What he said made me feel a little better. This time I could fight back, I thought, and even if I'm not much of a fighter I'm big and can maybe land a few lucky punches before Lyden and Croft tear me apart between them. But that was not what Fogler meant. This is what happened. He left me with my wrists handcuffed behind me, then he put a black bag over my head. I hated that, hated that black bag the second it cut me off from the room, from everything. There is nothing worse than a black bag over your head.

Then they started punching me. They could punch me wherever they wanted, whenever they liked. They liked the kidney punches they couldn't do this morning, but they also liked a head punch or a belly punch in between. I staggered around the romper room, not knowing what kind of punch was coming at me next, or from what direction, only knowing there's plenty more on the way. Sometimes I hit the wall with my shoulder I'm lurching around so bad, and one time with the side of my head, which I fell down when that happened and they backed off until I'm on my feet again. I was grateful to them for backing off and not kicking me when I'm down, isn't that strange, really grateful for that little piece of mercy before they started in again.

They were not pulling their punches because I can hear them puffing and panting through the bag, in between my own puffing and panting. It's hard to breathe inside a bag, and I passed out once I think from lack of oxygen inside there. They backed off like the last time until I can get on my feet again, only this time I'm not feeling grateful about that. I'm not feeling anything that you could call an emotion or whatever, just concentrating now on getting enough air into my mouth inside that bag to keep on going in circles like a punching bag on legs. That's what I am now, not a man anymore, not to them, just a thing to be hit over and over till I break.

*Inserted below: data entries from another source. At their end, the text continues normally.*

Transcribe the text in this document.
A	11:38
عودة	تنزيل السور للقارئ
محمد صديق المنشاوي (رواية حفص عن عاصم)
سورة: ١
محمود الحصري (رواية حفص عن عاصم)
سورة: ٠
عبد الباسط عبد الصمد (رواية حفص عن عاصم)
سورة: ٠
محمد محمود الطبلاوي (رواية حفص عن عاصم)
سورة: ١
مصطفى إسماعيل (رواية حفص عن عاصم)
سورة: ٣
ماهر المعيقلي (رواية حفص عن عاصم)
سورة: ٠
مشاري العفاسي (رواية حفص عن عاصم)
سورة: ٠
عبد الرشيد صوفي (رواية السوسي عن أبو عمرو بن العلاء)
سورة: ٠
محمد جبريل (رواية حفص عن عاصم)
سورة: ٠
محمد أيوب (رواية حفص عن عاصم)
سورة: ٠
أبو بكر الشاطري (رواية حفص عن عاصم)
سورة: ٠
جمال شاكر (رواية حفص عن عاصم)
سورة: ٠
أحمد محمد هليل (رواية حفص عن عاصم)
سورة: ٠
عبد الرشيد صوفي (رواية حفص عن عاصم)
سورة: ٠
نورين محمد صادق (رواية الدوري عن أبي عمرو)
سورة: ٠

When I went down the third time it felt like I'm drowning because I just cannot get enough air inside of me to keep alive. Then this voice says in my ear, so he's bending over me on the floor there, he says to me, “All this can stop. Tell me the truth. Make it stop.” His cigarette breath come to me even through the bag, that's how bad it is. There's nothing I can say
to him because I already said everything there is to say about what he wants to know. I just sucked air inside myself while I'm in between punches on the floor, taking advantage you might say, but pretending to be thinking about his offer, which is no kind of offer at all on account of his craziness.